Le parti Vooruit propose de réduire drastiquement le nombre de communes en Flandre, prévoyant de passer de 285 à environ 98 entités d’ici 2036. Selon Kurt De Loor, ces fusions deviendraient obligatoires dès 2030, alignant les frontières administratives sur les zones de police existantes pour atteindre environ 50 000 habitants par entité.

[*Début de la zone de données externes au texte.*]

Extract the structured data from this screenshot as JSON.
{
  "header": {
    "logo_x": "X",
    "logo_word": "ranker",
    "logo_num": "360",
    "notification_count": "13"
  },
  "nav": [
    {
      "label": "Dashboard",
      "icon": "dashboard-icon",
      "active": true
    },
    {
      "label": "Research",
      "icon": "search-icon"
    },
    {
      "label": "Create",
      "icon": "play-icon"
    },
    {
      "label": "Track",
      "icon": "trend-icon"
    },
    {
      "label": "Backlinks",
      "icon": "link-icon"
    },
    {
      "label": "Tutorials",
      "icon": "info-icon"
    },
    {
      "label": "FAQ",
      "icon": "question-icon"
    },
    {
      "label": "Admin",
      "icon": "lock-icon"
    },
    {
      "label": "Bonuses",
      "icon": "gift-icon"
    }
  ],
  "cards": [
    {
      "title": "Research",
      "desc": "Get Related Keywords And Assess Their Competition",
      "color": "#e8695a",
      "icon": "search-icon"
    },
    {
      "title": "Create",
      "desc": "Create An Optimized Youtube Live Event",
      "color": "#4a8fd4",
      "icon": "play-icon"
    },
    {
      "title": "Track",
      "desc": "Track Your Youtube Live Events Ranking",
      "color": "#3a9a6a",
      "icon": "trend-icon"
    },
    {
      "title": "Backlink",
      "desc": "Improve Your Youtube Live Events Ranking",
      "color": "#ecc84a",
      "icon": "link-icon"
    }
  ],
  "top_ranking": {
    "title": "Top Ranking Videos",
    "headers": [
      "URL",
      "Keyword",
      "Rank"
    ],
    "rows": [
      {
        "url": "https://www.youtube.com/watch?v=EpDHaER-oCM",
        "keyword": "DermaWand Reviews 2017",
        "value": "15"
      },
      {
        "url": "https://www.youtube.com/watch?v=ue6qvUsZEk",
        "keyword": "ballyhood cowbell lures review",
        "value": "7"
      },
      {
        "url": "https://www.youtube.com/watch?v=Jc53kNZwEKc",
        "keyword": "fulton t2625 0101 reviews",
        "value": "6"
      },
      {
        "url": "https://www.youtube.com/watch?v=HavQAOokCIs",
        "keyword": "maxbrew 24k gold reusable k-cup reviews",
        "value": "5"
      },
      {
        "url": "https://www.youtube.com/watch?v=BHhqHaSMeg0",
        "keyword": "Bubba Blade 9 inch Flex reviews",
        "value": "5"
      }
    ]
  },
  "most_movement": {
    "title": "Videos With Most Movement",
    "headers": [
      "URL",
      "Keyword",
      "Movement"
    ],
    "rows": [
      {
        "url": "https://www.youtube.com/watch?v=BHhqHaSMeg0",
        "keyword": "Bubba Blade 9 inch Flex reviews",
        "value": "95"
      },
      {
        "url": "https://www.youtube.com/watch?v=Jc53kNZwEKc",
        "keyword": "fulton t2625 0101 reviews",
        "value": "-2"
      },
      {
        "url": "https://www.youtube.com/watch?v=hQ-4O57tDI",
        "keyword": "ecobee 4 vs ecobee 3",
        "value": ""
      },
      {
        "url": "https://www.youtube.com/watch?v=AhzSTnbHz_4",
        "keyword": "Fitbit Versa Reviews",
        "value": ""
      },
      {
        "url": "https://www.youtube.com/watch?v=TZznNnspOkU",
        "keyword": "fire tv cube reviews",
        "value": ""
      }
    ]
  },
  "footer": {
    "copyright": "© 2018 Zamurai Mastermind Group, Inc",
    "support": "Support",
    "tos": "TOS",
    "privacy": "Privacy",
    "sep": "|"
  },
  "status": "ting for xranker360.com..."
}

La structure administrative de la Flandre pourrait connaître un bouleversement majeur dans la prochaine décennie. Le parti Vooruit a présenté un projet visant à refondre l’organisation territoriale de la région, ramenant le nombre total de communes de 285 à environ 98 d’ici 2036. D’après les informations rapportées par Business AM, cette restructuration repose sur une obligation légale que le parti souhaite voir entrer en vigueur à partir de 2030.
Un alignement obligatoire sur les zones de police existantes
Au cœur de cette proposition se trouve une redéfinition des frontières locales. Selon Kurt De Loor cité par Business AM, les nouvelles limites des entités communales seraient directement calquées sur les zones de police déjà en place. Cette modification donnerait naissance à des structures administratives plus vastes, comptant chacune environ 50 000 habitants.
L’argument principal avancé par Vooruit réside dans l’efficacité administrative. Les collectivités locales de petite taille peinent aujourd’hui à assumer des tâches de plus en plus complexes et font face à de graves pénuries de personnel. Pour le parti, la politique actuelle menée par la ministre Hilde Crevits (cd&v), qui privilégie le volontariat, s’avère inefficace car elle génère des regroupements stratégiques et aléatoires plutôt qu’un système cohérent. En instaurant des fusions obligatoires, la Flandre disposerait ainsi d’une gouvernance plus solide dotée d’une structure uniforme.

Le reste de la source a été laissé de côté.